I interrupted Blister long enough to inquire:
"Don't they blister horses sometimes to cure them of lameness?"
"Sure," he replied. "But a hoss don't work none fur quite a spell afterwards. A blister, to do any good, fixes him so he can't hardly raise his leg fur two weeks.
"Well," he went on, "the race fur maidens was the last thing on the card. I'm in the betting-ring when they chalks up the first odds, 'n'
my hoss opens at twenty-five-to-one. The two entrance moneys have about cleaned me. I'm only twenty green men strong.

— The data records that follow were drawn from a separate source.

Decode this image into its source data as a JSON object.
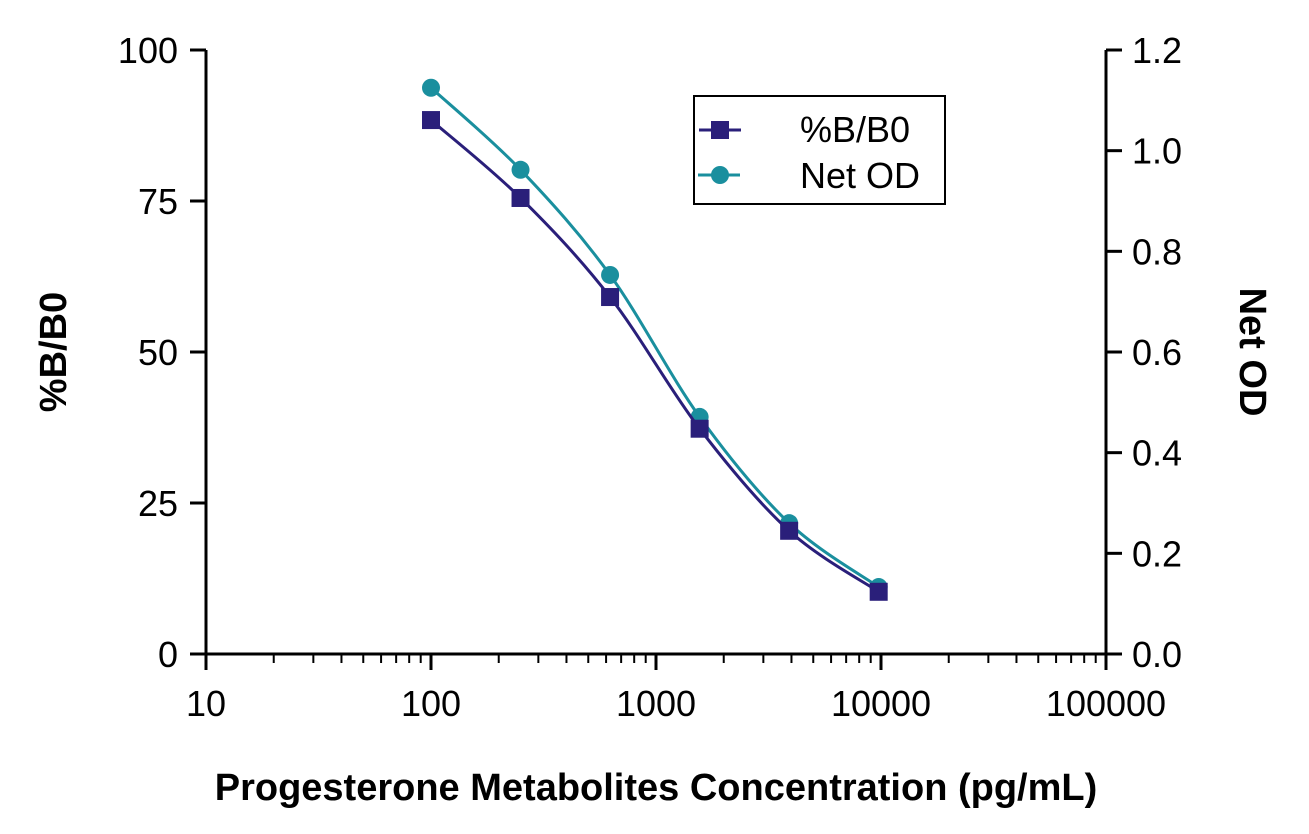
{
  "chart_data": {
    "type": "line",
    "title": "",
    "xlabel": "Progesterone Metabolites Concentration (pg/mL)",
    "ylabel": "%B/B0",
    "y2label": "Net OD",
    "xscale": "log",
    "xlim": [
      10,
      100000
    ],
    "ylim": [
      0,
      100
    ],
    "y2lim": [
      0,
      1.2
    ],
    "x_ticks": [
      "10",
      "100",
      "1000",
      "10000",
      "100000"
    ],
    "y_ticks": [
      "0",
      "25",
      "50",
      "75",
      "100"
    ],
    "y2_ticks": [
      "0.0",
      "0.2",
      "0.4",
      "0.6",
      "0.8",
      "1.0",
      "1.2"
    ],
    "grid": false,
    "legend_position": "top-right",
    "x": [
      100,
      250,
      625,
      1563,
      3906,
      9766
    ],
    "series": [
      {
        "name": "%B/B0",
        "axis": "left",
        "marker": "square",
        "color": "#2a1f7a",
        "values": [
          88.4,
          75.5,
          59.1,
          37.3,
          20.4,
          10.3
        ]
      },
      {
        "name": "Net OD",
        "axis": "right",
        "marker": "circle",
        "color": "#1a8f9e",
        "values": [
          1.125,
          0.962,
          0.753,
          0.471,
          0.26,
          0.133
        ]
      }
    ]
  }
}
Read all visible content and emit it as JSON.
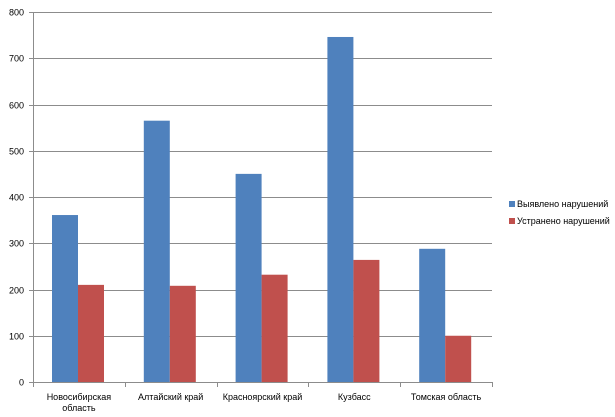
{
  "chart_data": {
    "type": "bar",
    "categories": [
      [
        "Новосибирская",
        "область"
      ],
      [
        "Алтайский край"
      ],
      [
        "Красноярский край"
      ],
      [
        "Кузбасс"
      ],
      [
        "Томская область"
      ]
    ],
    "series": [
      {
        "name": "Выявлено нарушений",
        "values": [
          361,
          565,
          450,
          746,
          288
        ],
        "color": "#4f81bd"
      },
      {
        "name": "Устранено нарушений",
        "values": [
          210,
          208,
          232,
          264,
          100
        ],
        "color": "#c0504d"
      }
    ],
    "title": "",
    "xlabel": "",
    "ylabel": "",
    "ylim": [
      0,
      800
    ],
    "yticks": [
      0,
      100,
      200,
      300,
      400,
      500,
      600,
      700,
      800
    ],
    "grid": true,
    "legend_position": "right"
  },
  "colors": {
    "gridline": "#8c8c8c",
    "axis": "#8c8c8c",
    "text": "#000000"
  }
}
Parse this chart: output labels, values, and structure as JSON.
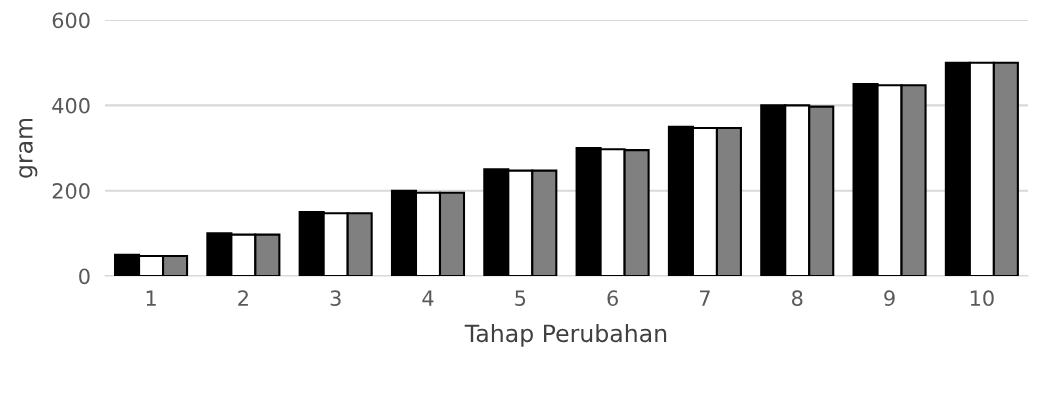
{
  "chart_data": {
    "type": "bar",
    "xlabel": "Tahap Perubahan",
    "ylabel": "gram",
    "categories": [
      "1",
      "2",
      "3",
      "4",
      "5",
      "6",
      "7",
      "8",
      "9",
      "10"
    ],
    "series": [
      {
        "color": "#000000",
        "values": [
          50,
          100,
          150,
          200,
          250,
          300,
          350,
          400,
          450,
          500
        ]
      },
      {
        "color": "#ffffff",
        "values": [
          47,
          97,
          147,
          195,
          247,
          297,
          347,
          400,
          447,
          500
        ]
      },
      {
        "color": "#808080",
        "values": [
          47,
          97,
          147,
          195,
          247,
          295,
          347,
          397,
          447,
          500
        ]
      }
    ],
    "ylim": [
      0,
      600
    ],
    "yticks": [
      0,
      200,
      400,
      600
    ],
    "grid": "y",
    "legend": false
  }
}
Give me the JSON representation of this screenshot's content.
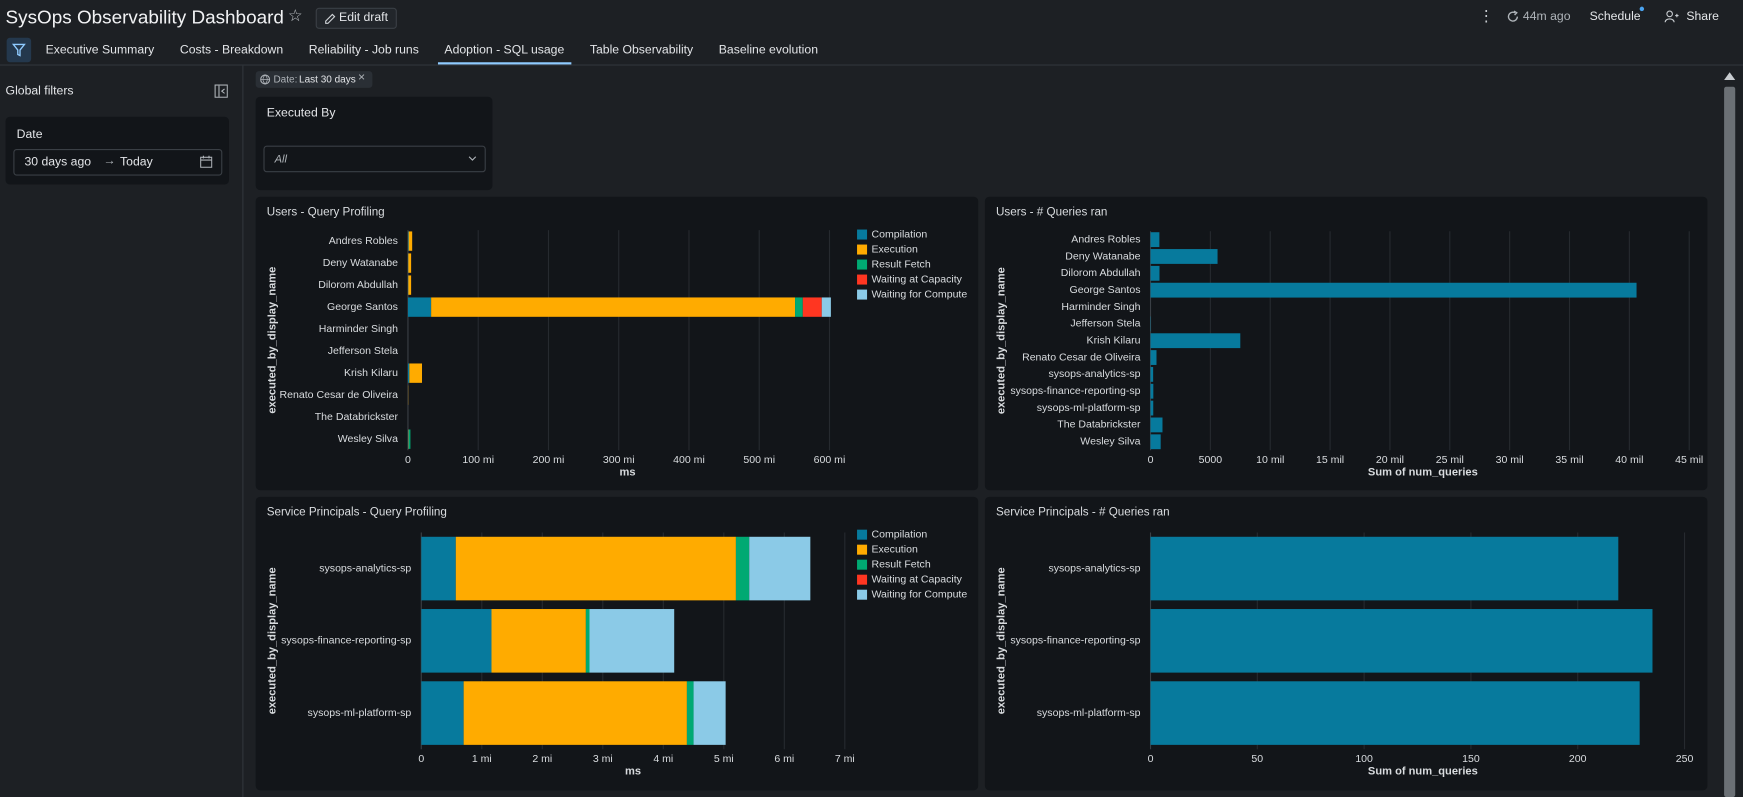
{
  "header": {
    "title": "SysOps Observability Dashboard",
    "edit_button": "Edit draft",
    "refresh": "44m ago",
    "schedule": "Schedule",
    "share": "Share"
  },
  "tabs": [
    "Executive Summary",
    "Costs - Breakdown",
    "Reliability - Job runs",
    "Adoption - SQL usage",
    "Table Observability",
    "Baseline evolution"
  ],
  "active_tab": 3,
  "sidebar": {
    "title": "Global filters",
    "date_filter": {
      "label": "Date",
      "from": "30 days ago",
      "to": "Today"
    }
  },
  "filter_chip": {
    "label": "Date:",
    "value": "Last 30 days"
  },
  "executed_by": {
    "label": "Executed By",
    "placeholder": "All"
  },
  "chart_data": [
    {
      "type": "bar",
      "orientation": "horizontal",
      "stacked": true,
      "title": "Users - Query Profiling",
      "x_label": "ms",
      "y_label": "executed_by_display_name",
      "categories": [
        "Andres Robles",
        "Deny Watanabe",
        "Dilorom Abdullah",
        "George Santos",
        "Harminder Singh",
        "Jefferson Stela",
        "Krish Kilaru",
        "Renato Cesar de Oliveira",
        "The Databrickster",
        "Wesley Silva"
      ],
      "series": [
        {
          "name": "Compilation",
          "color": "#077a9d",
          "values": [
            1000000,
            500000,
            500000,
            33000000,
            0,
            0,
            2000000,
            0,
            0,
            1000000
          ]
        },
        {
          "name": "Execution",
          "color": "#ffab00",
          "values": [
            5000000,
            4000000,
            4000000,
            518000000,
            0,
            0,
            18000000,
            300000,
            0,
            500000
          ]
        },
        {
          "name": "Result Fetch",
          "color": "#00a972",
          "values": [
            0,
            0,
            0,
            11000000,
            0,
            0,
            0,
            0,
            0,
            2000000
          ]
        },
        {
          "name": "Waiting at Capacity",
          "color": "#ff3621",
          "values": [
            0,
            0,
            0,
            27000000,
            0,
            0,
            0,
            0,
            0,
            0
          ]
        },
        {
          "name": "Waiting for Compute",
          "color": "#8bcae7",
          "values": [
            0,
            0,
            0,
            13000000,
            0,
            0,
            0,
            0,
            0,
            0
          ]
        }
      ],
      "xlim": [
        0,
        625000000
      ],
      "xticks": [
        0,
        {
          "value": 100000000,
          "label": "100 mi"
        },
        {
          "value": 200000000,
          "label": "200 mi"
        },
        {
          "value": 300000000,
          "label": "300 mi"
        },
        {
          "value": 400000000,
          "label": "400 mi"
        },
        {
          "value": 500000000,
          "label": "500 mi"
        },
        {
          "value": 600000000,
          "label": "600 mi"
        }
      ],
      "grid": true,
      "legend": "right"
    },
    {
      "type": "bar",
      "orientation": "horizontal",
      "title": "Users - # Queries ran",
      "x_label": "Sum of num_queries",
      "y_label": "executed_by_display_name",
      "categories": [
        "Andres Robles",
        "Deny Watanabe",
        "Dilorom Abdullah",
        "George Santos",
        "Harminder Singh",
        "Jefferson Stela",
        "Krish Kilaru",
        "Renato Cesar de Oliveira",
        "sysops-analytics-sp",
        "sysops-finance-reporting-sp",
        "sysops-ml-platform-sp",
        "The Databrickster",
        "Wesley Silva"
      ],
      "values": [
        740,
        5600,
        750,
        40600,
        0,
        30,
        7500,
        500,
        219,
        235,
        229,
        1000,
        850
      ],
      "color": "#077a9d",
      "xlim": [
        0,
        45500
      ],
      "xticks": [
        0,
        5000,
        {
          "value": 10000,
          "label": "10 mil"
        },
        {
          "value": 15000,
          "label": "15 mil"
        },
        {
          "value": 20000,
          "label": "20 mil"
        },
        {
          "value": 25000,
          "label": "25 mil"
        },
        {
          "value": 30000,
          "label": "30 mil"
        },
        {
          "value": 35000,
          "label": "35 mil"
        },
        {
          "value": 40000,
          "label": "40 mil"
        },
        {
          "value": 45000,
          "label": "45 mil"
        }
      ],
      "grid": true
    },
    {
      "type": "bar",
      "orientation": "horizontal",
      "stacked": true,
      "title": "Service Principals - Query Profiling",
      "x_label": "ms",
      "y_label": "executed_by_display_name",
      "categories": [
        "sysops-analytics-sp",
        "sysops-finance-reporting-sp",
        "sysops-ml-platform-sp"
      ],
      "series": [
        {
          "name": "Compilation",
          "color": "#077a9d",
          "values": [
            570000,
            1160000,
            700000
          ]
        },
        {
          "name": "Execution",
          "color": "#ffab00",
          "values": [
            4630000,
            1560000,
            3690000
          ]
        },
        {
          "name": "Result Fetch",
          "color": "#00a972",
          "values": [
            220000,
            60000,
            110000
          ]
        },
        {
          "name": "Waiting at Capacity",
          "color": "#ff3621",
          "values": [
            0,
            0,
            0
          ]
        },
        {
          "name": "Waiting for Compute",
          "color": "#8bcae7",
          "values": [
            1010000,
            1400000,
            530000
          ]
        }
      ],
      "xlim": [
        0,
        7000000
      ],
      "xticks": [
        0,
        {
          "value": 1000000,
          "label": "1 mi"
        },
        {
          "value": 2000000,
          "label": "2 mi"
        },
        {
          "value": 3000000,
          "label": "3 mi"
        },
        {
          "value": 4000000,
          "label": "4 mi"
        },
        {
          "value": 5000000,
          "label": "5 mi"
        },
        {
          "value": 6000000,
          "label": "6 mi"
        },
        {
          "value": 7000000,
          "label": "7 mi"
        }
      ],
      "grid": true,
      "legend": "right"
    },
    {
      "type": "bar",
      "orientation": "horizontal",
      "title": "Service Principals - # Queries ran",
      "x_label": "Sum of num_queries",
      "y_label": "executed_by_display_name",
      "categories": [
        "sysops-analytics-sp",
        "sysops-finance-reporting-sp",
        "sysops-ml-platform-sp"
      ],
      "values": [
        219,
        235,
        229
      ],
      "color": "#077a9d",
      "xlim": [
        0,
        255
      ],
      "xticks": [
        0,
        50,
        100,
        150,
        200,
        250
      ],
      "grid": true
    }
  ]
}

I peels off ten of 'em 'n' shoved up to a booky.
"'On the nose fur that one,' I says, pointin' to the bird's name.
"'Quit your kiddin',' he says. 'What 'ud you do with all that money?
This fur yours.' 'N' he rubs to twelve-to-one.
"'Ain't you the liberal gink?' I says, as he hands me the ticket.
"'I starts fur the next book, but say!--the odds is just meltin' away.
Joe's 'n' Cal's dough is comin' down the line, 'n' the gazabos, thinkin' it's wise money, trails. By post-time the bird's a one-to-three shot.
"I've give the mount to Sweeney, 'n' like a nut I puts him hep to the bird, 'n' he tells his valet to bet a hundred fur him. The bird has on socks again, but this time they're empty, 'n' the race was a joke. He breaks fifth at the get-away, but he just mows them dogs down. Sweeney keeps thinkin' about that hundred, I guess, 'cause he rode the bird all the way, 'n' finished a million len'ths in front.
"I cashes my ticket, 'n' starts fur the barn to sleep with that bird, when here comes Joe Nickel.